When you stumble across one of those books that just takes ahold of your soul and squeezes, you pay attention to the author in case they write anything else, which is how I came across The Republic of Imagination.
Now I will say two things right from the get go, I did like Reading Lolita in Tehran better than The Republic of Imagination, but I loved The Republic of Imagination. 5 stars on Goodreads, and it now sits on my virtual favourite goodreads shelf.
Description from Goodreads:
“Ten years ago, Azar Nafisi electrified readers with her million-copy bestseller Reading Lolita in Tehran, which told the story of how, against the backdrop of morality squads and executions, she taught The Great Gatsby and other classics to her eager students in Iran. In this exhilarating followup, Nafisi has written the book her fans have been waiting for: an impassioned, beguiling and utterly original tribute to the vital importance of fiction in a democratic society. What Reading Lolita in Tehran was for Iran, The Republic of Imagination is for America.
Taking her cue from a challenge thrown to her in Seattle, where a skeptical reader told her that Americans don’t care about books the way they did back in Iran, she challenges those who say fiction has nothing to teach us. Blending memoir and polemic with close readings of her favorite American novels—from Huckleberry Finn to The Heart Is a Lonely Hunter—she invites us to join her as citizens of her “Republic of Imagination,” a country where the villains are conformity and orthodoxy, and the only passport to entry is a free mind and a willingness to dream.”

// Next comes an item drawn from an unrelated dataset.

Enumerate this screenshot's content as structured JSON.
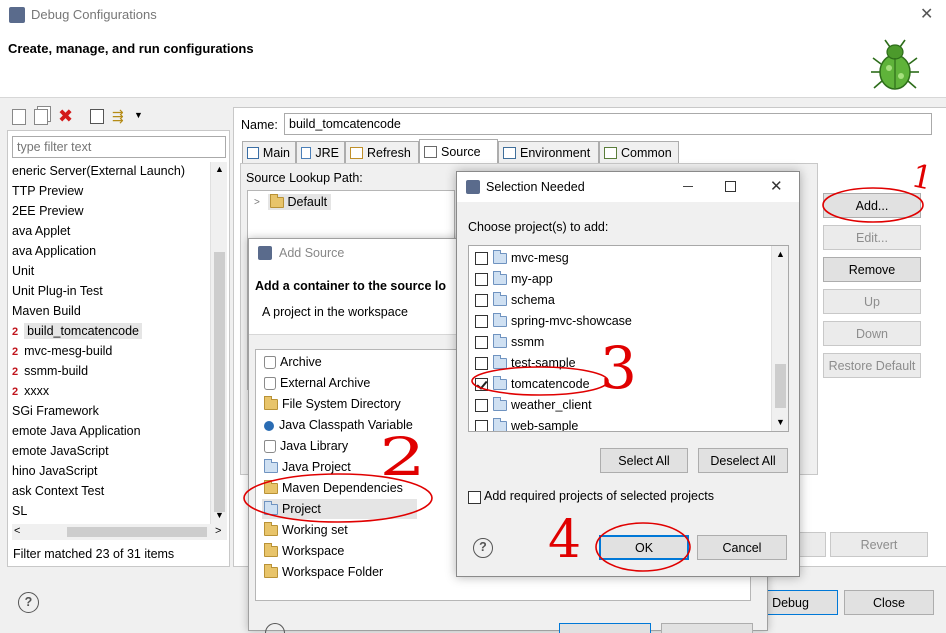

This isn’t a book that you can race through. It doesn’t let you. It confronts you with thoughts and ideas that you have to take the time to sit down and consider. The main crux of the book is the idea that it is necessary – not optional – necessary to read. Because when you read it broadens your world view, gives you empathy for people, and teaches you that even if we are different, in all the ways that matter we are the same. Reading also challenges you and forces you to think. Think about everything that you are presented with on tv, in culture, in society. It demands that you think for yourself – which is a dangerous path to walk. The person who thinks for themselves demands change, wants more, wants the world to be better – changes the status quo.
It is nearly impossible to me to articulate how wonderful and thought-provoking this book is. But one thing I can convey is how necessary it is to fight for our books, for our libraries, for our curriculums that teach books that are different, challenging, thought provoking, and that take students out of their comfort zones.
Without books, independent thought is dead. Without stories we are nothing. Without engaged readers society comes to a stand still and conformity becomes the norm. Without books we are lost.
This book is a completely powerful and wonderful read and it’s something that I think everyone should read at least once in their lives.